It’s a Funky and Low Down Feeling: Lynda Barry, on what it is
Above: In a lively talk at Hopkins, cartoonist Lynda Barry gave us some idea what goes on under that do-rag.
What it’s like to be an ardent, zit-prone pre-teen girl in the 1970s, how you talk, all your “right-ons” (Sweet Tarts, equality, the gorgeous smell of gasoline, people who say RIGHT ON!) — cartoonist Lynda Barry remembers these things and has conveyed them precisely in her novels and cartoons, including “Ernie Pook’s Comeek,” (which appeared for over 20 years in City Paper, among other publications across the country.)

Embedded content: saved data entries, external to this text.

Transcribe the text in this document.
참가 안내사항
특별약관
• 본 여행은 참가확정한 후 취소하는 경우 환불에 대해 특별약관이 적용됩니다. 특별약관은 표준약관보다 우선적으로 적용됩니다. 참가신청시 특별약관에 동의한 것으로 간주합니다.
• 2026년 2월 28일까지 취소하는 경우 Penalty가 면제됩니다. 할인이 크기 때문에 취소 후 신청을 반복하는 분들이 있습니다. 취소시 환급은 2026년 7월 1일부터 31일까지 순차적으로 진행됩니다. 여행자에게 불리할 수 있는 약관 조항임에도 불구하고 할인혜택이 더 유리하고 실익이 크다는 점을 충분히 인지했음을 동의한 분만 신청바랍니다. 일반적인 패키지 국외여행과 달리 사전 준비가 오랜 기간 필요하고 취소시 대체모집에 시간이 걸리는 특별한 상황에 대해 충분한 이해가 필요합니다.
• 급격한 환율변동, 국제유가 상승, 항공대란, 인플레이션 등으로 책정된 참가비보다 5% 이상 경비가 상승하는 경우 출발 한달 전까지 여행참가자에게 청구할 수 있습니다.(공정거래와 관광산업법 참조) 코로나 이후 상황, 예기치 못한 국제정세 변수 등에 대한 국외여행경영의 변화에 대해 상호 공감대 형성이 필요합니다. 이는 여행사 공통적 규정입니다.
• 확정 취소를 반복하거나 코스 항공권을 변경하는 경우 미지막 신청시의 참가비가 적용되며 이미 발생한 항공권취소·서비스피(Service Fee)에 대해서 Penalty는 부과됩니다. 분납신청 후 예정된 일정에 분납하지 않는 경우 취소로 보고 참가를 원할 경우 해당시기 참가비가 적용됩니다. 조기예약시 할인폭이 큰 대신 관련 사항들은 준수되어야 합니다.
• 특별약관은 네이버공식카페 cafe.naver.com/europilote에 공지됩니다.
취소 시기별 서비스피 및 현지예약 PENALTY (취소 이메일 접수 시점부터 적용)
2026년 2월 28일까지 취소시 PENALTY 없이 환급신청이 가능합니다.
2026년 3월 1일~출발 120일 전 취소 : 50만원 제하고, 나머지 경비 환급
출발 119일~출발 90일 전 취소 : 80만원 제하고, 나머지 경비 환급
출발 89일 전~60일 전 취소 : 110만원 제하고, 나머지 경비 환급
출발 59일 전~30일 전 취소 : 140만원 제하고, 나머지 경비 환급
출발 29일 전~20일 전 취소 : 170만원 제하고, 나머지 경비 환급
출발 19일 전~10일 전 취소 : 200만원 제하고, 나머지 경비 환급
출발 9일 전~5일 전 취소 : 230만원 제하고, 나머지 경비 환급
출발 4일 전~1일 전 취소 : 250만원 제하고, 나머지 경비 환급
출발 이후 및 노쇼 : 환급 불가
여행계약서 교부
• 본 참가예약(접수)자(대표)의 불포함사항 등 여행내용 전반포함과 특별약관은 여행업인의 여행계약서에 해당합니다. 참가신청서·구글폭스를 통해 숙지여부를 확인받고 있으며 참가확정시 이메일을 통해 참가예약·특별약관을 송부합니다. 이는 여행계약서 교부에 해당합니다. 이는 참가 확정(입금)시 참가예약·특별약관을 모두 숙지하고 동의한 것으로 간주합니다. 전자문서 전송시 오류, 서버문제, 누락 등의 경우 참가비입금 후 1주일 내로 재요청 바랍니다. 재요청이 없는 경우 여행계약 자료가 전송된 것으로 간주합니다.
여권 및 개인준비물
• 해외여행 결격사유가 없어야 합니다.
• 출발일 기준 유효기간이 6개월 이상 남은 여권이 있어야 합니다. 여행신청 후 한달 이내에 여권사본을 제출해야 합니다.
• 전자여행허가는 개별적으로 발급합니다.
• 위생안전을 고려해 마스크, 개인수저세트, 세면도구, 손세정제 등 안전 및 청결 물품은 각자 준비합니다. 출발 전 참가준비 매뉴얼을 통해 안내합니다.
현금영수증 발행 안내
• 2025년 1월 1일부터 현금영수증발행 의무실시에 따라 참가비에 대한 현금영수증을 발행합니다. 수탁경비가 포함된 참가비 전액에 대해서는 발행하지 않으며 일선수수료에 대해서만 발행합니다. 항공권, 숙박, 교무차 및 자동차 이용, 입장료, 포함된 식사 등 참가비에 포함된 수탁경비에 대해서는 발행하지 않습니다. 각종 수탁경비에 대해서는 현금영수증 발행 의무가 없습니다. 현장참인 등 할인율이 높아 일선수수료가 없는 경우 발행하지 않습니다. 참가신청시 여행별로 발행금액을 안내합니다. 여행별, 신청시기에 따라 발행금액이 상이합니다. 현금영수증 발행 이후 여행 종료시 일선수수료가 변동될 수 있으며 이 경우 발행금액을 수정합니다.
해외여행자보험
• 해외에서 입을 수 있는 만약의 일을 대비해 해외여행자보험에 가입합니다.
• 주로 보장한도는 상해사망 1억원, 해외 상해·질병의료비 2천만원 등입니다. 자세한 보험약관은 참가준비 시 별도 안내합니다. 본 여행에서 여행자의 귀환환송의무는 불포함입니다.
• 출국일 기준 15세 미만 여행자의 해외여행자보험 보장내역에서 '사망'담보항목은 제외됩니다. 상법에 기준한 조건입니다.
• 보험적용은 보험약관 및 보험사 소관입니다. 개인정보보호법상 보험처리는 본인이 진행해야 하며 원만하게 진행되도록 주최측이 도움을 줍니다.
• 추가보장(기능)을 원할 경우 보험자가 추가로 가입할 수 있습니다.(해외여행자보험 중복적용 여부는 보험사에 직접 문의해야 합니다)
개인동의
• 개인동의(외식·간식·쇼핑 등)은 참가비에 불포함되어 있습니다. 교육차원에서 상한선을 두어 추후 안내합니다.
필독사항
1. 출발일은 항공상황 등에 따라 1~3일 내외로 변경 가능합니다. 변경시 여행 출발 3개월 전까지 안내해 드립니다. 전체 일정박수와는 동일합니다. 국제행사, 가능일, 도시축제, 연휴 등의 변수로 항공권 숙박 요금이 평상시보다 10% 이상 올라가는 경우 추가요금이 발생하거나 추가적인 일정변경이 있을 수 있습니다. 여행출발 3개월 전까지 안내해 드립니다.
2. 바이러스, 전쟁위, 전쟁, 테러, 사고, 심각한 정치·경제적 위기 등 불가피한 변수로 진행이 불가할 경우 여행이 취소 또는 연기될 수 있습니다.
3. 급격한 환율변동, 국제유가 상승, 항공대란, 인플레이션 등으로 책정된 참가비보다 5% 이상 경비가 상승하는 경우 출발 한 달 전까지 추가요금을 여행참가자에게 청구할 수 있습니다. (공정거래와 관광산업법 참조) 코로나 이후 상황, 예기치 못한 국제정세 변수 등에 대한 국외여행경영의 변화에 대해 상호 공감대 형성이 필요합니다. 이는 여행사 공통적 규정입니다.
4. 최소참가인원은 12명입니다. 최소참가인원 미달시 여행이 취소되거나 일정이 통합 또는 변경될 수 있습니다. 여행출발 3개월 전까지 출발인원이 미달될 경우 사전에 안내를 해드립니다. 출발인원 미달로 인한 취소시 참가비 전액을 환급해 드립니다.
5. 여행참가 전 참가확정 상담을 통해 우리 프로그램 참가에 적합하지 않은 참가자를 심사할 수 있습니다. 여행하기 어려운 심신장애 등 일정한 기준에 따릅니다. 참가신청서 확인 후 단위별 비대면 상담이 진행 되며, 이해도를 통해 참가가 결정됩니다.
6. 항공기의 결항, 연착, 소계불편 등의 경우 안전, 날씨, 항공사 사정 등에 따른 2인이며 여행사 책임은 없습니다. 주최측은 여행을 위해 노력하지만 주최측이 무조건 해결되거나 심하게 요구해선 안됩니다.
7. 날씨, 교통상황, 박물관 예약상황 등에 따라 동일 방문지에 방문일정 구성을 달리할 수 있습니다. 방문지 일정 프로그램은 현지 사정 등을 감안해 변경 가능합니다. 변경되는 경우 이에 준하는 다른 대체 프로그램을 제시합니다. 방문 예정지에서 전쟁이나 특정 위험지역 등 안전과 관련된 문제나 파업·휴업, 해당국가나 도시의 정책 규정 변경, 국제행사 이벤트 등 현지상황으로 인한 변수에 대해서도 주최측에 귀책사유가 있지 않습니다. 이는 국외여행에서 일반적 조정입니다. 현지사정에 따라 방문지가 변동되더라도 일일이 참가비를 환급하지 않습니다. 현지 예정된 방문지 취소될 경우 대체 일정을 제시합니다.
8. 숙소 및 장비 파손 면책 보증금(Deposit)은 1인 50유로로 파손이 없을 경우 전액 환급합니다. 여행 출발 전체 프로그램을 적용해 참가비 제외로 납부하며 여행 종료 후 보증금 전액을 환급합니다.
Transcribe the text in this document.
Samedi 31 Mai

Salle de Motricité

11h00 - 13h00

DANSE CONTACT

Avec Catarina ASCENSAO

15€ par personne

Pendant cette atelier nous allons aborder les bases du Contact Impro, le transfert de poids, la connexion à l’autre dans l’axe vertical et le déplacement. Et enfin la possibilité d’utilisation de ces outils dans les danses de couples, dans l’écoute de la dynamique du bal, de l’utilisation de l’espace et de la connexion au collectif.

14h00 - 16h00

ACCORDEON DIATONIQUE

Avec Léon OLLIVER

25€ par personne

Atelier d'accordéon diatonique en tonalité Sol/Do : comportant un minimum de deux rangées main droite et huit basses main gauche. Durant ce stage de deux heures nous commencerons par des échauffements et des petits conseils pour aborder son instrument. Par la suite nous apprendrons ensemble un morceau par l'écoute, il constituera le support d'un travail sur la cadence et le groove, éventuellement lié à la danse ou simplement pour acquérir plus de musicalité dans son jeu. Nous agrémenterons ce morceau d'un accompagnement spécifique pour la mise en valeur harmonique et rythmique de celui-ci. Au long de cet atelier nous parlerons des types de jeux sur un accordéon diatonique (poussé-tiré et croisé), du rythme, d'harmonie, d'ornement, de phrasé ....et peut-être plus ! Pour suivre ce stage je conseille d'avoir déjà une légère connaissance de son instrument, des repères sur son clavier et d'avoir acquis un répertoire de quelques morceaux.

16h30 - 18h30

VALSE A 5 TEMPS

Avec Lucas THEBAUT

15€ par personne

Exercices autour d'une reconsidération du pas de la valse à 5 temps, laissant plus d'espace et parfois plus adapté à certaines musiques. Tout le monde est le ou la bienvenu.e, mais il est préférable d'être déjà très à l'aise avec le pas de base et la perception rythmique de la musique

Anyone who was there knows she got it right. Now, Barry’s become interested in memory and the creative process and has been doing writing workshops and made a book from them, called “What It Is.” One question guides her work and her workshops, she said, at a talk she gave at Johns Hopkins last month, co-sponsored by Homewood Art Workshops and Homewood Arts Programs: what is an image?
“An image is a formless thing which gives things form,” she said, to an audience of about 80 people. “An image is what we want back when someone we love dies.”
Barry talked about how she lost her creative grip for a while (the ten years she spent on an unfinished second novel) and ran through some of her techniques for getting it back — watching how little kids play, for instance, and singing.
She sang the audience a couple of Emily Dickinson poems (to the tune of the Beefaroni jingle and “Girl from Ipanema”) and finished by belting out “You Are My Sunshine,” with her mouth closed, lips-together.